Have you considered creating a second column family which acts as an index for
the original column family?  Have the record number as the column name, and the
value as the identifier (primary key) of the original data, and do a 
 
1.  get_slice(<index_column_family>, start='00051235', finish='', limit=100)
2.  get_slice(<original_column_family>, columns=<list of returned column 
values>)
 
This way, only 100 columns are returned on the first call, and 100 columns (or 
super columns)
on the second.  You have two calls instead of one, but it should be faster 
because
much less data is transferred (and the latency can be hidden by concurrency).
 
Martin


________________________________

        From: Michal Augustýn [mailto:augustyn.mic...@gmail.com] 
        Sent: Monday, September 06, 2010 10:26 AM
        To: user@cassandra.apache.org
        Subject: Re: skip + limit support in GetSlice
        
        
        Hi Mike, 

        yes, I read the PDF to the finish. Twice. As I wrote, my application is 
not accessed by users, it's accessed by other applications that can access 
pages randomly.

        So when some application wants to get page 51235 (so skip is 5123500, 
limit is 100) then I have to:

        1) GetSlice(from: "", to: "", limit: 5123500)
        2) Read only the last column name.
        3) GetSlice(from: point2value, to: "", limit: 100)

        The problem is in 1) - Cassandra has to read 5123500 columns, serialize 
them, send them using  Thrift protocol and deserialize them. Finally, I throw 
5123499 of columns away. It doesn't seem to be very efficient.

        So I'm looking for another solution for this scenario. I know the right 
way for pagination in Cassandra and I'm using them if I can...

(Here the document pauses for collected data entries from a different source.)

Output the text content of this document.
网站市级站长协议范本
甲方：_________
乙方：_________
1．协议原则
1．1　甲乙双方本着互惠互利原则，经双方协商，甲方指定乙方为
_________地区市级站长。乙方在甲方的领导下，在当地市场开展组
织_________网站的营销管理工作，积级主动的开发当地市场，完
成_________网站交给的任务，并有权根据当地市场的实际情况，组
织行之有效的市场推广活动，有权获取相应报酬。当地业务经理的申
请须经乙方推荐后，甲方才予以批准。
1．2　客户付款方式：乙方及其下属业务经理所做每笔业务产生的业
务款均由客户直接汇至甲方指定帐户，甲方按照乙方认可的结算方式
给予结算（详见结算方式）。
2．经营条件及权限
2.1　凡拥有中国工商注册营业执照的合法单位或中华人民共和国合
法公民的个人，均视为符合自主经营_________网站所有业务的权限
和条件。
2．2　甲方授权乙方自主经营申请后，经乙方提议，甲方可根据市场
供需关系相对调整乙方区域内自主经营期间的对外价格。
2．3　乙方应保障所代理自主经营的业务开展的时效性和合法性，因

        So if this kind of pagination cannot be added to standard Cassandra 
Thrift API then I should create some separate Thrift API that will handle my 
scenario (and avoid high network traffic). Am I right?

        Thanks!

        Augi


        2010/9/5 Mike Peters <cassan...@softwareprojects.com>
        

                Hi Michal,
                
                Did you read the PDF Stu sent over, start to finish?  There are 
several different approaches described there.
                
                With Cassandra, what we found works best for pagination:
                * Keep a separate 'total_records' count and increment/decrement 
it on every insert/delete
                * When getting slices, pass 'last seen' as the 'from' and keep 
the 'to' empty.  Pass the number of records you want to show per page in the 
'count'.
                * Avoid letting user skip to page X, using Next/Prev/First/Last 
only (same way GMail does it) 



                Michal Augustýn wrote: 

                        I know that "Prev/Next" is good solution for web 
applications. But when I want to access data from another application or when I 
want to access pages randomly... 

                        I don't know the internal structure of memtables etc., 
so I don't know if columns in row are indexable. If now, then I just want to 
transfer my workaround to server (to avoid huge network traffic)...
                        
                        
                        2010/9/5 Stu Hood <stu.h...@rackspace.com>
                        

                                Cassandra supports the recommended approach 
from: http://www.percona.com/ppc2009/PPC2009_mysql_pagination.pdf
                                
                                For large numbers of items, skip + limit is 
extremely inefficent.
                                

                                -----Original Message-----
                                From: "Michal Augustýn" 
<augustyn.mic...@gmail.com>
                                Sent: Sunday, September 5, 2010 5:39am
                                To: user@cassandra.apache.org
                                Subject: skip + limit support in GetSlice
                                
                                Hello,
                                
                                probably this is feature request. Simply, I 
would like to have support for
                                standard pagination (skip + limit) in GetSlice 
Thrift method. Is this
                                feature on the road map?
                                
                                Now, I have to perform GetSlice call, that 
starts on "" and "limit" is set
                                to "skip" value. Then I read the last column 
name returned and subsequently
                                perform the final GetSlice call - I use the 
last column name as "start" and
                                set "limit" to "limit" value.
                                
                                This workaround is not very efficient when I 
need to skip a lot of columns
                                (so "skip" is high) - then a lot of data must 
be transferred via network. So
                                I think that support for Skip in GetSlice would 
be very useful (to avoid
                                high network traffic).
                                
                                The implementation could be very 
straightforward (same as the workaround) or
                                maybe it could be more efficient - I think that 
whole row (so all columns)
                                must fit into memory so if we have all columns 
in memory...
                                
                                Thank you!